20 minutos depois, um parque inteiro para pôr o carro e uma praia inteira só para nós.
- Já viste filha? O pai reservou a praia toda só para nós.
- E aqueles senhores ali ao fundo?
(um casalinho de namorados na torre – agora – abandonada do pessoal das marés vivas mas com menos silicone, que estava ali só para me dar cabo do esquema)
- Estavam a guardar a praia como o pai pediu. Agora já se podem ir embora.
E não é que eles foram?
Quem é o maior, quem é?
- o Pai.
E fez aquele sorriso maravilhoso que rebenta de felicidade qualquer um.

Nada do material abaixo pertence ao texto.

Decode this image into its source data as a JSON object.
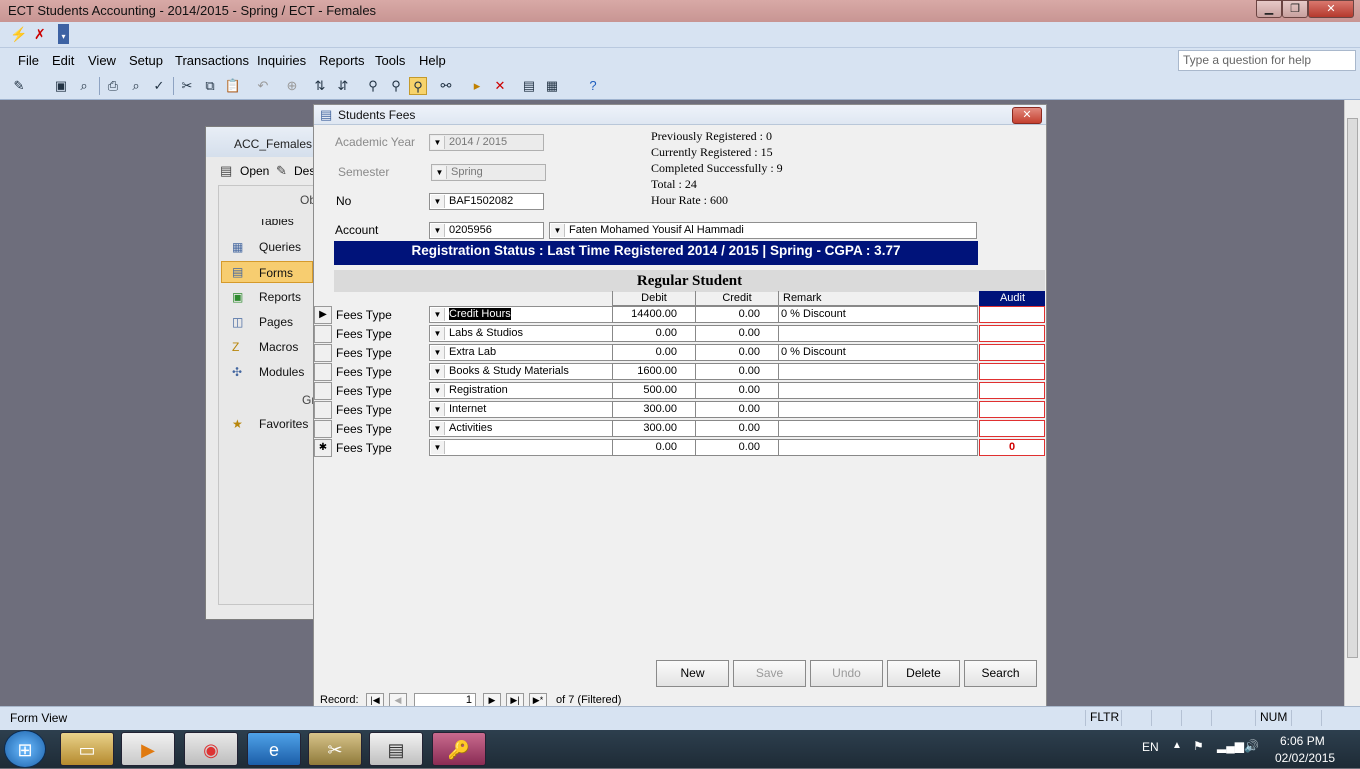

É aproveitar agora que amanhã ela cresce é já não pega.

sexta-feira, setembro 19, 2008

Obituário?

Apetecia-me ser arrogante, insolente.
Dar-me mais importância que a que tenho e olhar de cima.
Aproveitar cada minuto.
Deixar para trás quem não me merece e não me respeita.
Dar um chuto nisto e ir à vida tirar meças. Pedir satisfações. Chamar-lhe puta.
Virar costas e decidir os meus dias. Ter a coragem de uma vida e tentar. Arriscar. Saltar do precipício sem temer o desconhecido. Ignorar o perigo de não se estar seguro. E se um dia acordar, olhar para baixo e perceber: olha... acabou-se.
Sou eu ali, deitado. Bonito o fato, mas eu preferia uma t-shirt. Daquelas minhas que me conhece o cheiro e as formas e que já devia ter ido para o lixo quando se descoseu no ombro.
Mas foi a partir dessa altura que mais me passou a apetecer vesti-la.

Merda pá. Não fiz nada.
Aguentei-me ali com medo. E agora olha, é o que se vê. Adiantou muito.

Mas fui feliz. E tirando hoje que só me apetece olhar para baixo, sou mesmo muito feliz.